Washing the dishes. Watering the garden. Any number of things. Instead, I’m thinking about how Pedro Martinez reminded me of Yojimbo last night. ( One of my all time favorite movies, that and Sanjuro, of course.) But: That merest flick of a backward glance while walking off the mound. And since Matsui was the only one who, initially at least, seemed to figure out what was going on, the–er–motif got firmly fixed in my pliable little brain. Oh, baseball. As long as I can watch it, just watch the game, watch the people moving, and not think about all the money and owner weirdnesses and all, I am happy. There is a kind of discipline to the game that is like a martial art, in the way one has to devote oneself to the skills and techniques until they become second nature. And nature always has the last word: Luck, chance, weather, so many things enter into what happens in a baseball game. It is really like life. In that, you never know, sort of way.
And indeed, one never DOES know. I went to see my client in the nursing home today and everyone was dressed for Halloween. I didn’t recognize anybody, they’d costumed and switched up wheelchairs and all sorts of things. Werewolves! Goddesses! Border Patrol Agents!

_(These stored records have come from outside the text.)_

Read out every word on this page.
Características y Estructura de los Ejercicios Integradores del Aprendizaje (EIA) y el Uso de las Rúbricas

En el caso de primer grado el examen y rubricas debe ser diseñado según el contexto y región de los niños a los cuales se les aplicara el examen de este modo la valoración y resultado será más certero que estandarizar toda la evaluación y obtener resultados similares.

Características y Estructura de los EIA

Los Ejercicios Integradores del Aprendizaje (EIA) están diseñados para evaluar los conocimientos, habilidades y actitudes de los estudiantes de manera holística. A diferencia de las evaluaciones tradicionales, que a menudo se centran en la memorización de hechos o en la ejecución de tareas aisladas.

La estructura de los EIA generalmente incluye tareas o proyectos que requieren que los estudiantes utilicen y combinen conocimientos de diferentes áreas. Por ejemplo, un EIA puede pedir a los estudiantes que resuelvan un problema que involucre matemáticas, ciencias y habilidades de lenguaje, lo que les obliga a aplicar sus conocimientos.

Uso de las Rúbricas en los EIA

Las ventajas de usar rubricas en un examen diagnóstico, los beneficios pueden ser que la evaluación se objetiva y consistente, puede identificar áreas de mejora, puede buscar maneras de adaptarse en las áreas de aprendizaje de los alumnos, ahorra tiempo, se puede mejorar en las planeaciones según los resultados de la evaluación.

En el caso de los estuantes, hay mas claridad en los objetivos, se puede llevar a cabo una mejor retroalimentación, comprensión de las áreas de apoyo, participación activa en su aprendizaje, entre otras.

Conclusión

And everyone was having a fantastic time of it as a result. Slipping off their identities and entering into the spirit of the holiday- which, being about the bridge between the worlds of “life” and “death”, is actually appropriate for such a locale- with great humor and joy. The ability to be anonymous lent everyone an energy and …an abandon. A freedom. Which is precisely the point of it all, really. Entering into life with one’s heart. No guarantee of a win or a good ERA or success OR failure. It just IS and you might as well jump. So it was pretty amazing to see all these people, who live lives many would consider totally impossible, being collectively happy and, actually, powerful, in a funny way. The werewolf scared the hell out of me, to be honest. It turned out he’s one of the people who don’t speak, but I finally recognized him from his particular laugh. Oh, he thought it was hilarious sneaking up on me in that infernal wheelchair! I of course, being the mature person I am, laughed so hard I got the hiccups, which made everyone else giggle even more. Dude. Always a source of entertainment, we are. At least I didn’t fall down.
There is a kind of piercing, yet suspended, sense to things today. Maybe it’s the weather- warm, actually, blindingly clear. The intensity of the colors of things against the sky. We’re on the Pacific Flyway so there is always something amazing flying around–I saw a flock of small birds wheeling through the air earlier, watched them in a clustered group, then a circle, then a long line, constantly forming and reforming. Sometimes you could see them and sometimes the sun hit their wings and turned them so white they disappeared. Finally they expanded from the clump to the long sinuous line and all of a sudden: They were gone. It’s really all quite something, isn’t it.